Well, sooner or later it had to come. As we have been saying recently sooner or
later the bourgeoisie, and not just the Irish bosses, would come for their
pound of flesh. After all, someone is going to have to pay for the crisis and
it doesn’t take Einstein to work out that it’s us.
So the government is looking for €2bn worth of cuts and that means pay cuts for
public sector workers. As Batt O’Keeffe the education minister pointed out the
government “would have to govern”. Strange that they choose exactly the same
policy that the British and American governments used in the 1930s. The same
policies that helped deepen and prolong the slump. The question must be; in
whose interests are the Fianna Fáil ruling? Not ours, for sure.
Lessons of Thatcherism
More recently we need only look over the water to see what happens when the
bosses let their dogs off the leash. The British bourgeoisie launched a series of
vicious attacks on the working class under Margaret Thatcher. All this was
carried out under the slogan that “there is no alternative”. This wasn’t helped
by the attitude of the British trade union leaders who insisted in large
measure of “turning the other cheek”. Hiding your head in the sand is no
option.
How are the Irish unions going to respond?
The crisis is very deep and the government is on the horns of a dilemma, sooner
or later they will be forced to attack workers living standards one way or
another, after all the bosses won’t pay. But it’s not as straight forward as
that the boom years have strengthened the working class and despite recent
redundancies the trade unions are still more or less intact.
Under these conditions the best way to fight fire is with fire. We need a
coordinated campaign to oppose every cut and every job loss. We can’t afford
the bosses crisis. It’s of their making not ours. The leaders of the Trade
unions are correct to campaign against wage cuts and it’s important to raise
the threat of strike action as Jack O’Connor has done. But the campaign has to
be taken to every workplace and every branch, already we’ve seen the (12 hour)
occupation of the Swissco factory and it’s likely that we could see a whole
series of defensive struggles over the next months.
We must have the full support of the Trade Union leadership for every struggle
and have to demand the full support of the Labour TDs in the Dáil.
• Make the bosses pay for the crisis
• Not a second on the day, not a cent off the pay
• No wage cuts, No redundancies
• Nationalisation of any company announcing redundancies under Democratic
workers control and management
Here is the recent SIPTU press release putting the position of the union
leaders:
SIPTU President says Government can only resolve economic crisis with all
sectors of society contributing their fair share
Date Released: 10 Jan 2009
Responding to remarks attributed to the Minister for Finance, Brian Lenihan in
this morning’s Irish Independent, implying pay cuts in the public sector by the
end of this month, SIPTU General President Jack O’Connor, who is also Joint
Vice President of the Irish Congress of Trade Unions said that, “The scale of
the figures presented by the Department of Finance yesterday are truly
horrendous and they have enormous implications for our society and our economy.

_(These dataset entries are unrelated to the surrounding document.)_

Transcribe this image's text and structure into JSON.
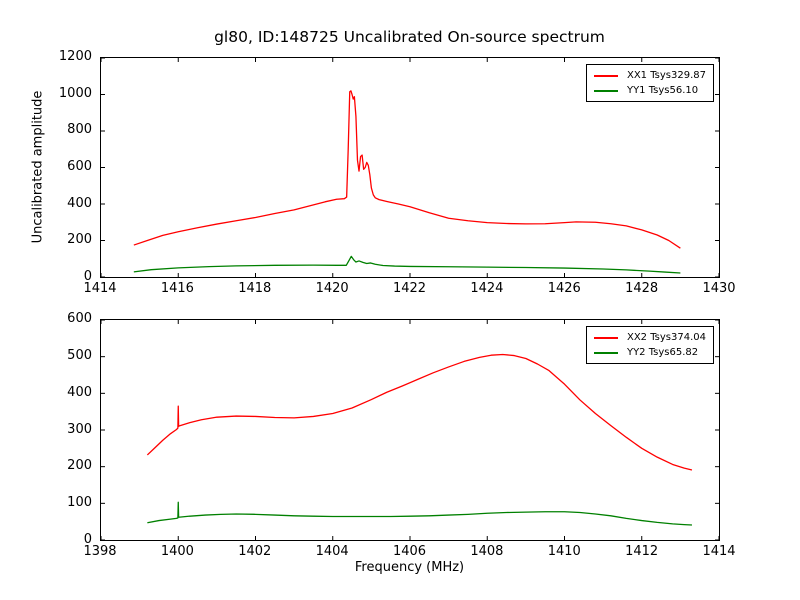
{
  "figure": {
    "title": "gl80, ID:148725 Uncalibrated On-source spectrum",
    "ylabel": "Uncalibrated amplitude",
    "xlabel": "Frequency (MHz)",
    "background": "#ffffff",
    "line_colors": {
      "xx": "#ff0000",
      "yy": "#008000"
    }
  },
  "chart_data": [
    {
      "type": "line",
      "subplot": "top",
      "xlim": [
        1414,
        1430
      ],
      "ylim": [
        0,
        1200
      ],
      "xticks": [
        "1414",
        "1416",
        "1418",
        "1420",
        "1422",
        "1424",
        "1426",
        "1428",
        "1430"
      ],
      "yticks": [
        "0",
        "200",
        "400",
        "600",
        "800",
        "1000",
        "1200"
      ],
      "grid": false,
      "legend": {
        "position": "upper right",
        "entries": [
          {
            "label": "XX1 Tsys329.87",
            "color": "#ff0000"
          },
          {
            "label": "YY1 Tsys56.10",
            "color": "#008000"
          }
        ]
      },
      "series": [
        {
          "name": "XX1",
          "color": "#ff0000",
          "x": [
            1414.85,
            1415.2,
            1415.6,
            1416.0,
            1416.5,
            1417.0,
            1417.5,
            1418.0,
            1418.5,
            1419.0,
            1419.5,
            1419.8,
            1420.1,
            1420.3,
            1420.36,
            1420.4,
            1420.44,
            1420.47,
            1420.5,
            1420.53,
            1420.56,
            1420.6,
            1420.64,
            1420.68,
            1420.72,
            1420.76,
            1420.8,
            1420.84,
            1420.88,
            1420.92,
            1420.96,
            1421.0,
            1421.05,
            1421.1,
            1421.2,
            1421.4,
            1421.7,
            1422.0,
            1422.5,
            1423.0,
            1423.5,
            1424.0,
            1424.5,
            1425.0,
            1425.5,
            1426.0,
            1426.3,
            1426.8,
            1427.2,
            1427.6,
            1428.0,
            1428.4,
            1428.7,
            1429.0
          ],
          "y": [
            175,
            200,
            228,
            248,
            270,
            290,
            308,
            326,
            348,
            368,
            395,
            412,
            426,
            429,
            438,
            700,
            1015,
            1020,
            1000,
            975,
            988,
            880,
            640,
            580,
            660,
            668,
            590,
            600,
            628,
            612,
            560,
            488,
            450,
            434,
            424,
            414,
            400,
            385,
            352,
            322,
            308,
            298,
            293,
            291,
            292,
            298,
            302,
            300,
            292,
            280,
            258,
            230,
            200,
            158
          ]
        },
        {
          "name": "YY1",
          "color": "#008000",
          "x": [
            1414.85,
            1415.3,
            1416.0,
            1416.8,
            1417.5,
            1418.5,
            1419.5,
            1420.1,
            1420.35,
            1420.42,
            1420.48,
            1420.54,
            1420.6,
            1420.68,
            1420.78,
            1420.88,
            1420.98,
            1421.1,
            1421.3,
            1421.6,
            1422.0,
            1423.0,
            1424.0,
            1425.0,
            1426.0,
            1427.0,
            1427.6,
            1428.2,
            1428.6,
            1429.0
          ],
          "y": [
            28,
            40,
            50,
            57,
            61,
            64,
            65,
            64,
            64,
            90,
            113,
            95,
            82,
            88,
            80,
            74,
            77,
            70,
            63,
            60,
            58,
            56,
            54,
            52,
            49,
            44,
            39,
            32,
            27,
            22
          ]
        }
      ]
    },
    {
      "type": "line",
      "subplot": "bottom",
      "xlim": [
        1398,
        1414
      ],
      "ylim": [
        0,
        600
      ],
      "xticks": [
        "1398",
        "1400",
        "1402",
        "1404",
        "1406",
        "1408",
        "1410",
        "1412",
        "1414"
      ],
      "yticks": [
        "0",
        "100",
        "200",
        "300",
        "400",
        "500",
        "600"
      ],
      "grid": false,
      "legend": {
        "position": "upper right",
        "entries": [
          {
            "label": "XX2 Tsys374.04",
            "color": "#ff0000"
          },
          {
            "label": "YY2 Tsys65.82",
            "color": "#008000"
          }
        ]
      },
      "series": [
        {
          "name": "XX2",
          "color": "#ff0000",
          "x": [
            1399.2,
            1399.4,
            1399.6,
            1399.8,
            1399.95,
            1399.99,
            1400.0,
            1400.01,
            1400.05,
            1400.3,
            1400.6,
            1401.0,
            1401.5,
            1402.0,
            1402.5,
            1403.0,
            1403.5,
            1404.0,
            1404.5,
            1405.0,
            1405.4,
            1405.8,
            1406.2,
            1406.6,
            1407.0,
            1407.4,
            1407.8,
            1408.1,
            1408.4,
            1408.7,
            1409.0,
            1409.3,
            1409.6,
            1410.0,
            1410.4,
            1410.8,
            1411.2,
            1411.6,
            1412.0,
            1412.4,
            1412.8,
            1413.1,
            1413.3
          ],
          "y": [
            232,
            252,
            272,
            290,
            301,
            305,
            365,
            310,
            312,
            320,
            328,
            335,
            338,
            337,
            334,
            333,
            337,
            345,
            360,
            383,
            403,
            420,
            438,
            456,
            472,
            487,
            498,
            504,
            506,
            503,
            495,
            480,
            462,
            425,
            382,
            345,
            312,
            280,
            250,
            226,
            206,
            196,
            191
          ]
        },
        {
          "name": "YY2",
          "color": "#008000",
          "x": [
            1399.2,
            1399.5,
            1399.8,
            1399.95,
            1399.99,
            1400.0,
            1400.01,
            1400.3,
            1400.7,
            1401.1,
            1401.5,
            1402.0,
            1402.5,
            1403.0,
            1403.5,
            1404.0,
            1404.5,
            1405.0,
            1405.5,
            1406.0,
            1406.5,
            1407.0,
            1407.5,
            1408.0,
            1408.5,
            1409.0,
            1409.5,
            1410.0,
            1410.4,
            1410.8,
            1411.2,
            1411.6,
            1412.0,
            1412.4,
            1412.8,
            1413.1,
            1413.3
          ],
          "y": [
            47,
            53,
            57,
            59,
            60,
            103,
            62,
            65,
            68,
            70,
            71,
            70,
            68,
            66,
            65,
            64,
            64,
            64,
            64,
            65,
            66,
            68,
            70,
            73,
            75,
            76,
            77,
            77,
            75,
            71,
            66,
            59,
            53,
            48,
            44,
            42,
            41
          ]
        }
      ]
    }
  ]
}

They are a consequence of the reckless agenda pursued by the PDs and the right
wing of Fianna Fail between 2002 and 2007, during which our tax base was
dismantled in the interests of the well off, capital taxation was all but
abolished and top tax rates were reduced to a degree unparalleled in any
developed western European country. All of this was camouflaged by the credit
led property bubble it generated, which has now exploded against a background
of an international depression, to the detriment of everyone in Ireland. It
will require an unprecedented national effort, to which all sectors of society
must contribute, to stabilise the economy over the next five to seven years.
“But the remarks attributed to the Minister suggest that he intends what we in
SIPTU feared all along, i.e., trying to solve the problem at the expense of
working people and the less well off in society. We believe that the unilateral
imposition of cuts in rates of pay will meet with stout resistance from trade
union members generally. If the Government sets about it in that way we in
SIPTU, and I believe everyone else in the trade union movement as well, will do
everything we possibly can to mobilise such resistance. The only way to
successfully tackle the issues confronting us with any prospect of success is
on the basis of all sectors of society contributing, and with those best able
to do so, contributing the most.
“Equally, just as we have a responsibility to mobilise as much resistance as we
possibly can against attempts to tackle the crisis at the expense of workers
and the less well-off, we believe we also have a responsibility to provide
leadership in circumstances where other sectors of society declare their
willingness to contribute on a scale which reflects their capacity to do so. In
such circumstances we in SIPTU are fully prepared to discharge our
responsibilities and we believe that everybody in the trade union movement will
be prepared to do so as well. The choice rests with the Government.”